Ian Stewart, a manager at Duncan Lawrie, said the offer was being kept low key, primarily because it features no commission.
He said: "This is not a launch from a major provider where you offer terms to attract large funds into a product. It is not something we are going to go out and market aggressively to intermediaries because there is no commission, but if they want to use a fee-based method, that is fine."
Administration costs for the Duncan Lawrie Sipp are the same whether internal or external funds are used. There is a £450 up-front charge and £600 per annum administration charge, both exclusive of VAT.

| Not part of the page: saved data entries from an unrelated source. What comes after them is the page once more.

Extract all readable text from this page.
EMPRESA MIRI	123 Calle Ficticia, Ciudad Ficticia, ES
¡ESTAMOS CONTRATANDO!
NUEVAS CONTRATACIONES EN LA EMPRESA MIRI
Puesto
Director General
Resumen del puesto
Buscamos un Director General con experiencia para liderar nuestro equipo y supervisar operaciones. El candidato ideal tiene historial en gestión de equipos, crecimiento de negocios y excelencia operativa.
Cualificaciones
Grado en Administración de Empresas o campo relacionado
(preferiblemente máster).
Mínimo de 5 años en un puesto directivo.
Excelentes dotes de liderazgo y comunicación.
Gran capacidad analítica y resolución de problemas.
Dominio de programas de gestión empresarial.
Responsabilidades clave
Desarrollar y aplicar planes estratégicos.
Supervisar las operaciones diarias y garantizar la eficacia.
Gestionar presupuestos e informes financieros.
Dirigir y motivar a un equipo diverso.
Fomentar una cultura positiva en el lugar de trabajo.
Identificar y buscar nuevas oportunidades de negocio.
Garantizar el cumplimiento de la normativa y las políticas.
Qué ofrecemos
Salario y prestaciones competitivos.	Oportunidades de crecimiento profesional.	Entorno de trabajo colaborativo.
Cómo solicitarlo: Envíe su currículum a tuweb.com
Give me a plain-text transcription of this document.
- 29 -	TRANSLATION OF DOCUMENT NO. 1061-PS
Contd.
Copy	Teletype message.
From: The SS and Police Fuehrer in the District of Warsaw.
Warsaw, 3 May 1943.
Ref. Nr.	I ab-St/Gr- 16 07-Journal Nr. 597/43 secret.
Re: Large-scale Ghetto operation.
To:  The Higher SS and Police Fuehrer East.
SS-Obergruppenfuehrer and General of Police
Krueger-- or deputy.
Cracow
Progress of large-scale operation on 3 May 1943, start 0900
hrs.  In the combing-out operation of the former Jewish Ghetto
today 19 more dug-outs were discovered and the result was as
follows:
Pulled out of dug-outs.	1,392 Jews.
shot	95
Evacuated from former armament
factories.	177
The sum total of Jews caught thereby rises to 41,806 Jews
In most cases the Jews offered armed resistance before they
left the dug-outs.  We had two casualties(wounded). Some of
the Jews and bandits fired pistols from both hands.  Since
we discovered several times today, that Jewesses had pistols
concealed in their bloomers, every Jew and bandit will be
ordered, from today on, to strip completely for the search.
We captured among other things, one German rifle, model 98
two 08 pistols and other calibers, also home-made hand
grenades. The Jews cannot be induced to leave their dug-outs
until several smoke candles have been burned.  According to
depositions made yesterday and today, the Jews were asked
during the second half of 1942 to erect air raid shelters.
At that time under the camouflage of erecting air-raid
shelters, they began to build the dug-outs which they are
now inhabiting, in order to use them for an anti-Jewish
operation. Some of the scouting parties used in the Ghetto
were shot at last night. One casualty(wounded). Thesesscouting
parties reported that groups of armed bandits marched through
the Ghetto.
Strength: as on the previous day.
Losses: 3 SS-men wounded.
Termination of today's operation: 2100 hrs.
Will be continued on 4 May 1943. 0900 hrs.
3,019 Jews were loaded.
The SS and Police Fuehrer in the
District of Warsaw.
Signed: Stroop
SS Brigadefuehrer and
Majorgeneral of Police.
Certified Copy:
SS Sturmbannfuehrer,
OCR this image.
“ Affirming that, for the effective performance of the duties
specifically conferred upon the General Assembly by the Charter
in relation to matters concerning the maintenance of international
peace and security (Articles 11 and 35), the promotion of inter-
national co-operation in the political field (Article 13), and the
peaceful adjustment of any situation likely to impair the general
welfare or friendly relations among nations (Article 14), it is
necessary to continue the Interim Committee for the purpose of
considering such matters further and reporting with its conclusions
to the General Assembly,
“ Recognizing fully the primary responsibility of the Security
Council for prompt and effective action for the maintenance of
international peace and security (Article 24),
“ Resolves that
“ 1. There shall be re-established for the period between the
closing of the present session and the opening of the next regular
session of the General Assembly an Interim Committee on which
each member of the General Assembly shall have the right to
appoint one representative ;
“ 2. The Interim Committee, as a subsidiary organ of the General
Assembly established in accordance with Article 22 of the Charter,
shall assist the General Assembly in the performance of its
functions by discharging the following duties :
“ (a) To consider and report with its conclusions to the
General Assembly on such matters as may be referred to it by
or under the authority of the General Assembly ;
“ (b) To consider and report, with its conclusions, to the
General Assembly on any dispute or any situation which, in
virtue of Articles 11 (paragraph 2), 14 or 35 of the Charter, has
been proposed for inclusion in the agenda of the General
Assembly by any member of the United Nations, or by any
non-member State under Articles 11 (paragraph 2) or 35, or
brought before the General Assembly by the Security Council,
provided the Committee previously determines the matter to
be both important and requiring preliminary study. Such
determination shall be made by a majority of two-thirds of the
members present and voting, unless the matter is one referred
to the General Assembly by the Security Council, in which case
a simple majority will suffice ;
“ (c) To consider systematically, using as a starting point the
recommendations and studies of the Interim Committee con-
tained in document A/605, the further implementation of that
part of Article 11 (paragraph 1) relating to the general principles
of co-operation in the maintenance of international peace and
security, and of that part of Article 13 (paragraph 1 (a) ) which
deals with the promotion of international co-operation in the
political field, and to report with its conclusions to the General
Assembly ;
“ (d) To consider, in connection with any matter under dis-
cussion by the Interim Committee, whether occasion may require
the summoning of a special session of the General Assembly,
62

There is no minimum investment required to use the Sipp and a £100 charge is incurred for using drawdown with a basic £250 charge for property purchase, exclusive of other legal and administrative costs.
Stewart said Duncan Lawrie would take a fairly flexible approach to investment management charges but there is a default cost of 1% per annum.
"If someone came in with a massive fund we would consider doing something different but if the client wants to use an external fund the cost will be whatever that manager charges."
Stewart said the Sipp had been launched because Duncan Lawrie has a lot of assets under management with clients asking whether it provides a self invested pension.
He said: "It is both a defensive and offensive move because we realised our clients had a need for this product and might seek it elsewhere but also there was increasing demand from the accountants and solicitors our clients use, indicating a ready-made market." The administration for the Duncan Lawrie Sipp is to be handled inhouse.
Meanwhile John Moret, chairman of the Sipp Providers Group (SPG) has predicted the number of Sipp plans sold will rise to 0.5 million by 2010.
Moret, who in 1997 accurately predicted the number of Sipps in the year 2000 would reach 50,000, added that Sipps would be a crucial pensions vehicle for the 21st century.
He said: "Sipps were the success story of the 1990s. Around £15bn is invested in Sipps and I foresee a ten-fold increase in the next 10 years as they lose their elitist tag and costs fall."